Proposals should not be submitted with binding, as funders often dismantle the proposal and make copies of it when referring it to a review committee for consideration. To assemble a proposal, use staples or a folder to keep it organized.
In summary, a proposal should reflect planning, research and vision. The importance of research cannot be overemphasized, both in terms of the funders solicited and the types of funds requested. The most successful proposals are those, which clearly and concisely state the institution and community's needs and are targeted to donors that fund that field, a reflection of careful planning and research.
Award (Post Application)
- Receive official notification of submission.
- Receive notification of any necessary revisions from funder.
- OSPR Department receives official notification of award or rejection.
- OSPR Department notifies Project Director or grant writers of award or rejection.
- Project Director notifies appropriate Business Office and Deans.

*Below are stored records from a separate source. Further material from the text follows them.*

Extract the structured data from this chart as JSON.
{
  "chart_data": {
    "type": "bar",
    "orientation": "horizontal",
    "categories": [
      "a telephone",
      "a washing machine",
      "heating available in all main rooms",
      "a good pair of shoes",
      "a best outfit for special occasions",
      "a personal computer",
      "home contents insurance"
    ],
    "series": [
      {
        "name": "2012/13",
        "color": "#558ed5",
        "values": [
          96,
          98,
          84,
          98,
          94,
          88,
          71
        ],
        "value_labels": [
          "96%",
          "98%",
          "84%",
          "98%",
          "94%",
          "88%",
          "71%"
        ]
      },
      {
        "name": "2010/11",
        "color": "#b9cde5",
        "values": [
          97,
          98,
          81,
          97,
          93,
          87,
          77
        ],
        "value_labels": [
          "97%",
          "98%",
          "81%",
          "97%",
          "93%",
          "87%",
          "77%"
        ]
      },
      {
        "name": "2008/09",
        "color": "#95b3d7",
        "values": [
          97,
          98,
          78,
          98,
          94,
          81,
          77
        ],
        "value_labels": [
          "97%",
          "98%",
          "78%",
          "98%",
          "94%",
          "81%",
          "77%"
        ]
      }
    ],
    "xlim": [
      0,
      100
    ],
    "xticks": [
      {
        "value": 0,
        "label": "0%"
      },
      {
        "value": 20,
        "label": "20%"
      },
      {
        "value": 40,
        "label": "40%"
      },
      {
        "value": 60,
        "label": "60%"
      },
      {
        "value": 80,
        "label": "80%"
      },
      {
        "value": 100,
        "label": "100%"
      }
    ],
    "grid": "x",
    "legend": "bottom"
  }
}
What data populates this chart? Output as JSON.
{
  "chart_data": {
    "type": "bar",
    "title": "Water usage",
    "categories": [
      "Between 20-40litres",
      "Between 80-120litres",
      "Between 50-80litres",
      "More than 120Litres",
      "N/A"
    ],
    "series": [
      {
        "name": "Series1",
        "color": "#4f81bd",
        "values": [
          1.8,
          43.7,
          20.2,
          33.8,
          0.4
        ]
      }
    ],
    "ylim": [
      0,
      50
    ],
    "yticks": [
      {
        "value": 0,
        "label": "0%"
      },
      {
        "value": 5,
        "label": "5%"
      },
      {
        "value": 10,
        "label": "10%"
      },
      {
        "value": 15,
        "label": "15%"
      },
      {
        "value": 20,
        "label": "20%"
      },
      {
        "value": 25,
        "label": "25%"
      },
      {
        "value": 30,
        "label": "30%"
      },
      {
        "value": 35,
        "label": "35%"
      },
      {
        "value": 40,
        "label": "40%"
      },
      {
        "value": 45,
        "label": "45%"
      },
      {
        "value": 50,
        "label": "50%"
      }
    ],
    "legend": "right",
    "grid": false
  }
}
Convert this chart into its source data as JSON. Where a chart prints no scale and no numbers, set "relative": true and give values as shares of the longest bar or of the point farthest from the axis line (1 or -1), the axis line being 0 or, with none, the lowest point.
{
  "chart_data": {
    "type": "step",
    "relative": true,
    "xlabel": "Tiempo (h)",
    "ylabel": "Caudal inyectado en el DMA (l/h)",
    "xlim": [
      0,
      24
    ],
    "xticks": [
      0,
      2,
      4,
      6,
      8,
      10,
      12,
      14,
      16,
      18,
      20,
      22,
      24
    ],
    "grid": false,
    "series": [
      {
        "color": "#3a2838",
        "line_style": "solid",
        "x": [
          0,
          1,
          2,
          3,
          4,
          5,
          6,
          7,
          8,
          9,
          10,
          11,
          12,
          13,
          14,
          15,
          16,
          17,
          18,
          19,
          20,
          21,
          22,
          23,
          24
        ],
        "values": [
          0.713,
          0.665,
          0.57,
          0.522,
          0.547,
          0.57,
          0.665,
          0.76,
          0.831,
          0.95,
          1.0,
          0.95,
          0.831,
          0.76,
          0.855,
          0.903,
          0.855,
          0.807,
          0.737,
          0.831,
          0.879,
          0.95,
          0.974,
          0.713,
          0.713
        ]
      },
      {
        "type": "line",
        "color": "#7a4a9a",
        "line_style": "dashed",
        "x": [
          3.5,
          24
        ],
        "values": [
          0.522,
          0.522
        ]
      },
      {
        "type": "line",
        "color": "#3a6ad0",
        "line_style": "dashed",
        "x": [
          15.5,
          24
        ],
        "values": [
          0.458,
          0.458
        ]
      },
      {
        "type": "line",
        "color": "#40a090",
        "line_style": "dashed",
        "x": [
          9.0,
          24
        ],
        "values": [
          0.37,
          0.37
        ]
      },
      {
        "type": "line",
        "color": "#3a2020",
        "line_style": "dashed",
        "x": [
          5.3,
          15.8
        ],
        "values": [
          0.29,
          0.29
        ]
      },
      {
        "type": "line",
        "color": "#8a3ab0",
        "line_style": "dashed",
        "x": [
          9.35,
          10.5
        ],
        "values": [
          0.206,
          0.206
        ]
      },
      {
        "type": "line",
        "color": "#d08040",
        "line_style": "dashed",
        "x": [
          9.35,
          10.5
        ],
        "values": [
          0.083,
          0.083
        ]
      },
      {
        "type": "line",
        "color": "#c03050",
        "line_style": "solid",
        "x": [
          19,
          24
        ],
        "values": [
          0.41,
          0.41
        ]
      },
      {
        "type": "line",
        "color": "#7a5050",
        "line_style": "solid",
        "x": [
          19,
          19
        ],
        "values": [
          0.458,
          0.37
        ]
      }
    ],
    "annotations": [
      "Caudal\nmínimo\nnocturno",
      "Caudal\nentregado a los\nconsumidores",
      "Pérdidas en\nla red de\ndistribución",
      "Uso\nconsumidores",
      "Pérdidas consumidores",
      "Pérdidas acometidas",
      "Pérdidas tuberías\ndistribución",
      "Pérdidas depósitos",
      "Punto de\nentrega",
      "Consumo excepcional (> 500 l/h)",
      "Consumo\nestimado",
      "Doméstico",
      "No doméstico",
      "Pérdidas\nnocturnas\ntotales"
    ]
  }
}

- Begin your project, if funded.
- Submit required contract.
- Follow resubmission process to secure future funding.
Finishing a grant project is just as important as starting one. In many cases, the way in which closeout procedures are handled, such as timely submission of final reports and the quality of those reports, can have a direct affect on the possibility for future funding. There are five areas of management that need particular attention at the close of a funded project: Budget, Personnel, Purchasing Activities, Active Grant Files, Document Storage.
- The budget needs include reconciling grant accounts with college financial figures and notifying the proper personnel that charges can be made against the grant.
- For personnel, termination paperwork must be completed for all staff and, if required payroll changes for staff members who are moving within the system.
- For purchasing activities, purchased equipment should be matched with requisitions and receipt of items should be checked.
- All active grant files need review for grant documents, personnel records, purchase orders and requisitions, and budget including necessary documentation for changes. Remember, the auditors will be reviewing these files.
- Formal reports to the funding source are generally due forty-five to ninety days after the close of a federal grant. State reporting requirements will vary.
- Finally, arrange for appropriate storage of grant files and documents if the project is not a continuing one.